More than 200,000 people have died and 2.5 million have been uprooted since ethnic African rebels in Darfur took up arms against the Arab-dominated Sudanese government in 2003, accusing it of decades of neglect. Sudan's government is accused of retaliating by unleashing a militia of Arab nomads known as the janjaweed - a charge it denies.
The secretary-general, who has made peace in Darfur a top priority since taking the reins of the U.N. on Jan. 1, spent four days in Sudan - including a brief visit to a camp for some of the millions forced to flee their homes. He then flew to Chad, which has been seriously affected by the spillover of the Darfur violence.
U.N. envoy Jan Eliasson and African Union envoy Salim Ahmed Salim have been spearheading international efforts to get the key Darfur players back to the negotiating table and will be mediating the negotiations in Libya.
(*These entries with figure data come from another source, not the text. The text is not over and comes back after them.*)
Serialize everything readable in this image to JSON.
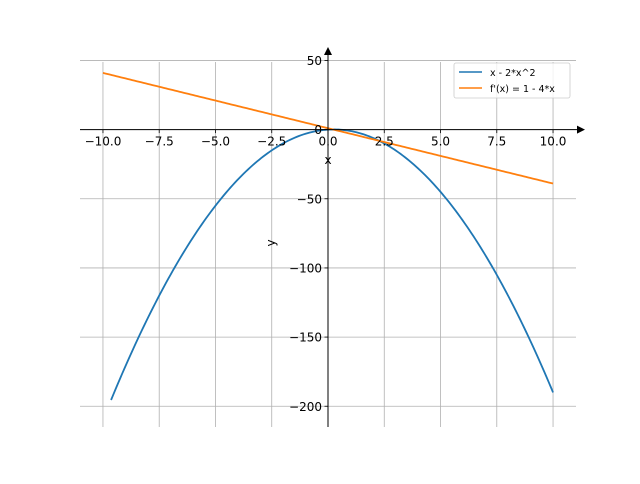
{
  "chart_data": {
    "type": "line",
    "title": "",
    "xlabel": "x",
    "ylabel": "y",
    "xlim": [
      -11.02,
      11.02
    ],
    "ylim": [
      -215,
      59
    ],
    "grid": true,
    "legend_position": "top-right",
    "xticks": [
      -10.0,
      -7.5,
      -5.0,
      -2.5,
      0.0,
      2.5,
      5.0,
      7.5,
      10.0
    ],
    "xtick_labels": [
      "−10.0",
      "−7.5",
      "−5.0",
      "−2.5",
      "0.0",
      "2.5",
      "5.0",
      "7.5",
      "10.0"
    ],
    "yticks": [
      50,
      0,
      -50,
      -100,
      -150,
      -200
    ],
    "ytick_labels": [
      "50",
      "0",
      "−50",
      "−100",
      "−150",
      "−200"
    ],
    "series": [
      {
        "name": "x - 2*x^2",
        "color": "#1f77b4",
        "expr": "x - 2*x^2",
        "x_range": [
          -9.64,
          10
        ]
      },
      {
        "name": "f'(x) = 1 - 4*x",
        "color": "#ff7f0e",
        "expr": "1 - 4*x",
        "x_range": [
          -10,
          10
        ]
      }
    ]
  }
}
The new negotiations follow a U.N. and AU conference in Arusha, Tanzania, in early August that brought Darfur rebels together to agree on a common platform for talks on issues such as power- and wealth-sharing, security, land and humanitarian issues.
Seven major rebel leaders came, but there was one important holdout - Abdel Wahid Nur, who leads a major faction of the Sudan Liberation Movement and wants the fighting to stop before negotiations start.
Nur also has rejected the latest proposed round of talks.
Asked whether Gadhafi could use his influence to bring Nur on board, Ban said "we may need (to) use all possible resources including leader Gadhafi, and we have some ideas."
The secretary-general also emphasized the importance of support for the talks from regional players such as Egypt, Eritrea, Chad and Libya.
This will be Ban's third meeting with the Libyan leader, following a visit in his capacity as the South Korean foreign minister and one soon after he became U.N. secretary-general in January.
"I am interested in visiting Sirte and meeting him in different atmosphere," Ban said about the meeting Gadhafi in his hometown. "That will make, I think, (the meeting) much more friendlier and we can build a much closer relationship."
During Ban's stopover in Chad, he discussed with President Idriss Deby a yearlong, 3,000-strong U.N.-mandated European Union mission to protect Sudanese refugees and other civilians in the affected parts of Chad and Central African Republic.
The EU force's mandate would be to protect refugees, internally displaced people and civilians at risk in eastern Chad and northeastern Central African Republic and to facilitate the delivery of humanitarian aid.
The force planned for Chad and Central African Republic is in addition to a 26,000-strong African Union-U.N. peacekeeping force for Darfur that is to replace a smaller, ineffectual mission of only African Union troops. Sudan on Thursday pledged "to facilitate the timely deployment" of the troops.
"There is high expectation and almost consensus among the major players including in the Security Council, that we need to deploy these multi dimensional forces as soon as possible," Ban said.
"I am happy with this initiative and we need to expedite this process," he said about the EU force for Chad. "Maybe, preferably during the month of September, we will be able to take some action," he said.